In 1782, African American slavery appeared to be dying out. By 1808, however, cotton culture
was returning bonanza profits. Eli Whitney’s cotton gin revived the one-crop economy that planters of
Washington’s generation had considered the South’s curse. The demand for “prime field hands”—
young, healthy men—to toil in the cotton fields caused the price of slaves to soar.
The population explosion west of the mountains in the early 1800s was not restricted to the
cotton belt. The abundance of cheap land does not by itself explain the torrent of people that flooded
west. A few of these eternal pilgrims were simply antisocial. Others were respectable and wanted as
much company on the frontier as they could persuade to join them. Yet other pioneers were
speculators and developers. Cities preceded farms along major rivers. Most astonishing is how quickly
some western cities became manufacturing centers.
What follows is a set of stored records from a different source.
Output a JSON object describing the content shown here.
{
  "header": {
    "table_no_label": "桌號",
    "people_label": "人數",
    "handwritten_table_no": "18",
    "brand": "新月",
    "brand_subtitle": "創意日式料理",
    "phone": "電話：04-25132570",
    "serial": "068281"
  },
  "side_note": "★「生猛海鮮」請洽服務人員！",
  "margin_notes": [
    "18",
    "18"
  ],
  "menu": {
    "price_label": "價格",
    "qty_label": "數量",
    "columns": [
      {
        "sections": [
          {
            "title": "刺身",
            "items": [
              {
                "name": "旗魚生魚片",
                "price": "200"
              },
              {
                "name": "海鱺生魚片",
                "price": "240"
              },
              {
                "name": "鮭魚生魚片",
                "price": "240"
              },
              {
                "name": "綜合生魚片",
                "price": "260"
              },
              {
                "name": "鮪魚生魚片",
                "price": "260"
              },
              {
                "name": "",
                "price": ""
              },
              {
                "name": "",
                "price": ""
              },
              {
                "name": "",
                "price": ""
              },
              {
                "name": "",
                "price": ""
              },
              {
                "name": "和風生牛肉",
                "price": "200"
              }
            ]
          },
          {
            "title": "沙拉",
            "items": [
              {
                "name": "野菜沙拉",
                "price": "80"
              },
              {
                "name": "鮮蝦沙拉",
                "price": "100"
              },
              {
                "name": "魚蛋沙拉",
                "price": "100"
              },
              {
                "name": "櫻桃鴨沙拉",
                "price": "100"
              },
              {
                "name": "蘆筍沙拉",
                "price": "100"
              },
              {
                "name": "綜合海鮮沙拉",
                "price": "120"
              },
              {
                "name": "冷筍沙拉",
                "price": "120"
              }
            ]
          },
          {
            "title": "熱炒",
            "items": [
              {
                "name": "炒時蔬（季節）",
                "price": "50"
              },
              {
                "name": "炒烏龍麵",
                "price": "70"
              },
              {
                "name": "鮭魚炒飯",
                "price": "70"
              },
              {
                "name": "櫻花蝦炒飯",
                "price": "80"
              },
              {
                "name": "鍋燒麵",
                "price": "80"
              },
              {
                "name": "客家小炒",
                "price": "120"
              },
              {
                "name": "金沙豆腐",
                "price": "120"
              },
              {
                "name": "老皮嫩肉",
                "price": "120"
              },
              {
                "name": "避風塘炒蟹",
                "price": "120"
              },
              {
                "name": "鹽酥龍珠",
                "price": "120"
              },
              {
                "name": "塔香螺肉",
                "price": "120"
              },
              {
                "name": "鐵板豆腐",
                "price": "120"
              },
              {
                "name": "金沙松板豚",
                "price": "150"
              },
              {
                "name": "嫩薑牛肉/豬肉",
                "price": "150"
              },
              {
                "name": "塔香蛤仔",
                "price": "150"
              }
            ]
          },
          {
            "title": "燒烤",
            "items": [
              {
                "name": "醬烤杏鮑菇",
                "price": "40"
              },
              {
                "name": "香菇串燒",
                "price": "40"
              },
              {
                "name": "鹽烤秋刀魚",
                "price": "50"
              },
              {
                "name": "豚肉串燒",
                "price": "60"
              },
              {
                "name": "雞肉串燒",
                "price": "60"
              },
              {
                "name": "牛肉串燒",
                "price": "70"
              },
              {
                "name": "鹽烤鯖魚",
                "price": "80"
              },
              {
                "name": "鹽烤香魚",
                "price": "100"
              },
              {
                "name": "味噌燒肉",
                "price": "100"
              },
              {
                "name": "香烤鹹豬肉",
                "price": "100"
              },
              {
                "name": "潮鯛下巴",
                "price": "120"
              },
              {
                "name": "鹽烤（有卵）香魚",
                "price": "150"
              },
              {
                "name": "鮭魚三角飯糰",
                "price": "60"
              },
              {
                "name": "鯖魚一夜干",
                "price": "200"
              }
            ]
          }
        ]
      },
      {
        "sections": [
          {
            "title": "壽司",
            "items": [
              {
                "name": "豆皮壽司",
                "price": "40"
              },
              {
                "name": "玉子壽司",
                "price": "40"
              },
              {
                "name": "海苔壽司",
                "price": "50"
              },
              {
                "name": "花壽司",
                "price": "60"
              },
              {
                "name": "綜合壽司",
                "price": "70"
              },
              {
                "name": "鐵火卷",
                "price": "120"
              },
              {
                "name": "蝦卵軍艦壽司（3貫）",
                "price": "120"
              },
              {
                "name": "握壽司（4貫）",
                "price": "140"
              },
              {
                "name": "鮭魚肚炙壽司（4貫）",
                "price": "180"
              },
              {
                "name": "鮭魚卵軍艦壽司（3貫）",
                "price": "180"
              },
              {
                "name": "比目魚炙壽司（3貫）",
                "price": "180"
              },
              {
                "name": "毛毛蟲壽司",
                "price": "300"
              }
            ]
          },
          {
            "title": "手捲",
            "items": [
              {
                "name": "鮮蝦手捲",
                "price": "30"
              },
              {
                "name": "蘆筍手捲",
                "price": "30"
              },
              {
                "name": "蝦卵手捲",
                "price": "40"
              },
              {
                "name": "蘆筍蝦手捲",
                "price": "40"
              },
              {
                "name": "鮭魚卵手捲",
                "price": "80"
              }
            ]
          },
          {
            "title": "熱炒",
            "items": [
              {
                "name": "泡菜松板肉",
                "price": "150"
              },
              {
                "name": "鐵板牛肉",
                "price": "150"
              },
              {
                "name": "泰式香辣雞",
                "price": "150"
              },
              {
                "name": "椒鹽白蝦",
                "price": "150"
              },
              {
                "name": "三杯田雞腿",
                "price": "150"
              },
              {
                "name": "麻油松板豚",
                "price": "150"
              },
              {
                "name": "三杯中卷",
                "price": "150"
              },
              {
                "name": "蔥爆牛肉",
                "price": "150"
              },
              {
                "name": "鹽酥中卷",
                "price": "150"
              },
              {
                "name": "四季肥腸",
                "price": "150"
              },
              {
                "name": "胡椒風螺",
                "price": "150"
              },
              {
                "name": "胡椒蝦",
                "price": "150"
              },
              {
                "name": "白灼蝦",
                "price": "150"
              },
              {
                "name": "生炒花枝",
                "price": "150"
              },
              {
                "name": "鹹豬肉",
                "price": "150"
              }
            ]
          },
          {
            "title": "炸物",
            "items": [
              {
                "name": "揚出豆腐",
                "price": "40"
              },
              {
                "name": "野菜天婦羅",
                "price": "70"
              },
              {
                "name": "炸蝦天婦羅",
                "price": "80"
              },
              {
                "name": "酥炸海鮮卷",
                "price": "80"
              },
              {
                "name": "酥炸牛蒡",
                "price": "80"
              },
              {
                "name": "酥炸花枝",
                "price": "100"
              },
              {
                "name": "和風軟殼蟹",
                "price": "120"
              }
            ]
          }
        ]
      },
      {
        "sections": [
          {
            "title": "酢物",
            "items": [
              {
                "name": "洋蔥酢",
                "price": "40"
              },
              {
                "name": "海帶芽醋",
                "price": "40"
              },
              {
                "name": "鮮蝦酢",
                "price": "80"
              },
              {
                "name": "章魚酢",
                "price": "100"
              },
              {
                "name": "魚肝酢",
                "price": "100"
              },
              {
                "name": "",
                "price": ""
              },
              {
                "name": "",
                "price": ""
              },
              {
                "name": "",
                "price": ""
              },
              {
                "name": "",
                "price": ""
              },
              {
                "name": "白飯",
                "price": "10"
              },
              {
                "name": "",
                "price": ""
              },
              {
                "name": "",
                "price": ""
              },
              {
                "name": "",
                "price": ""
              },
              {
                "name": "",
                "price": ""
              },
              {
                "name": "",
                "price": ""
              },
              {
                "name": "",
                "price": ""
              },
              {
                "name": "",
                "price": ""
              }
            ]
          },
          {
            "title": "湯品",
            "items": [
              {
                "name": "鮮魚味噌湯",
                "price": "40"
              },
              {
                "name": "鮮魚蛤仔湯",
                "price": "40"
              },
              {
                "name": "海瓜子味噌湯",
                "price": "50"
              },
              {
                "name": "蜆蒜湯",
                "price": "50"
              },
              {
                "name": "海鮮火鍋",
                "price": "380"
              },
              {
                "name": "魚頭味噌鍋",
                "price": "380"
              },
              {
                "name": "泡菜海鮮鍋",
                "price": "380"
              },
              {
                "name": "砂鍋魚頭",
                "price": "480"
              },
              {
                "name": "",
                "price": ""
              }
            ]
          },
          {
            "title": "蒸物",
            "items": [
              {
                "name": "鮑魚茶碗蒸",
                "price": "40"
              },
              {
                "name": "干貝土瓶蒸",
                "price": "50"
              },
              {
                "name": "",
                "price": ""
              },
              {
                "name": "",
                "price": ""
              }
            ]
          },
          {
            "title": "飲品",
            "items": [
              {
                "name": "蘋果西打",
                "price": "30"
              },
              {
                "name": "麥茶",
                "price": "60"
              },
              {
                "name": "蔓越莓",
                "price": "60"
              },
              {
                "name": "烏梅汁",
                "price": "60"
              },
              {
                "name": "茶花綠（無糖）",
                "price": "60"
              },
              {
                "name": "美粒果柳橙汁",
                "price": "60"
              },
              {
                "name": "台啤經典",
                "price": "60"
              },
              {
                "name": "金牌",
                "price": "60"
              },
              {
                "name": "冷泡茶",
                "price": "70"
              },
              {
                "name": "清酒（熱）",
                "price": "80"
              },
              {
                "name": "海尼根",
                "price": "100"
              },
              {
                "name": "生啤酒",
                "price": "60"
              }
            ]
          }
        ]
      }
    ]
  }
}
Speculators were intensely interested in the price at which the federal government disposed of
its land and the terms of purchase. Land law was revised to favor big-time speculators. In 1819, the
price of cotton collapsed, causing bonafide planters to default on their loans. Nationwide, about half a
million wage workers lost their jobs. Much of this was because of massive land speculation. Squatters
were settlers who developed farms on public land before the government offered it for sale. Squatters
and their sympathizers turned to Congress for help with their legal rights to the land.